The research was conducted in partnership with NASA using the Lockheed Martin U-2 dubbed ER-2 for Earth Resources 2, a high-altitude research aircraft taking measurements in the remote reaches of the stratosphere. Prof. Dan Cziczo of Purdue University’s College of Science led the team in conjunction with research scientist Xiaoli Shen.
“In the summer, here in the Midwest particularly, we get all these air quality warnings from wildfires because the climate is getting warmer and the land is getting drier,” Cziczo said. “That’s becoming more common, but that’s all close to the planet’s surface, where we thought it was staying. We flew this research aircraft up into the stratosphere, the next layer up of the atmosphere, which should be separate. Stratosphere means stratified; it should be separate. But what we found is that during these big wildfire seasons, the lower part of the stratosphere is just littered with these biomass particles.”
Cziczo and his team are especially interested in the way that warm, wet air moves up from the Gulf of Mexico, crashes against the Rocky Mountains and forms severe summer storms and rain, much like summer monsoon in India forms when warm, wet winds collide with the Himalayas.

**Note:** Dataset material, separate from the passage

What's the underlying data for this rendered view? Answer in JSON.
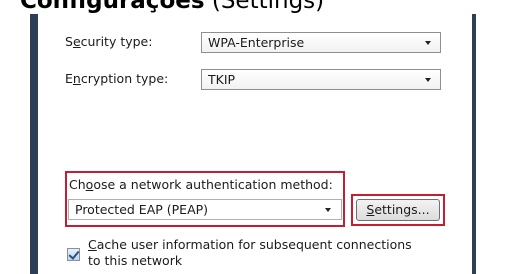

Big storms and clouds typically can’t expand beyond the layer of pressure and wind that marks the change between the troposphere, the layer of the atmosphere closest to the ground, and the stratosphere.
But that’s not always true. The top of the storm can become too powerful to be contained and erupt into the stratosphere in a formation called an overshooting top. It’s a fountain of cloud and as it gushes up, it brings with it a burst of air, along with currents of aerosol, and anything in the air below it — including pollutants, aerosols and burning biomass.
Typically, the only particles that make it up into the stratosphere come from rare, globally notable and dramatic events — violent volcanoes and massive meteors. The incursions scientists found in this study aren’t necessarily chinks in the planet’s armor — yet. But they might be microfractures. And scientists aren’t sure yet what kind of effects these alterations might have.
These particles can interact with sunlight and heat up, warm the stratosphere. It could affect its stability — which is vital to the planet.
It’s not just the summer storms, either. Sometimes the wildfires themselves get so large that they create their own weather, called pyrocumulus and is so strong that they catapult their own burning ash and biomass directly into the stratosphere above the fire.
To study it, NASA’s ER-2 can sniff out aerosols, particles, and shifts in pressure, temperature, humidity and wind rather than adversarial forces and resources. The plane can reach altitudes of 70,000 feet — higher than 95 per cent of the Earth’s atmosphere with an effective horizon of 300 miles.
The ER-2 is equipped to measure minute changes in air quality and chemistry, tracking footprints of the summer storms and fires through the stratosphere.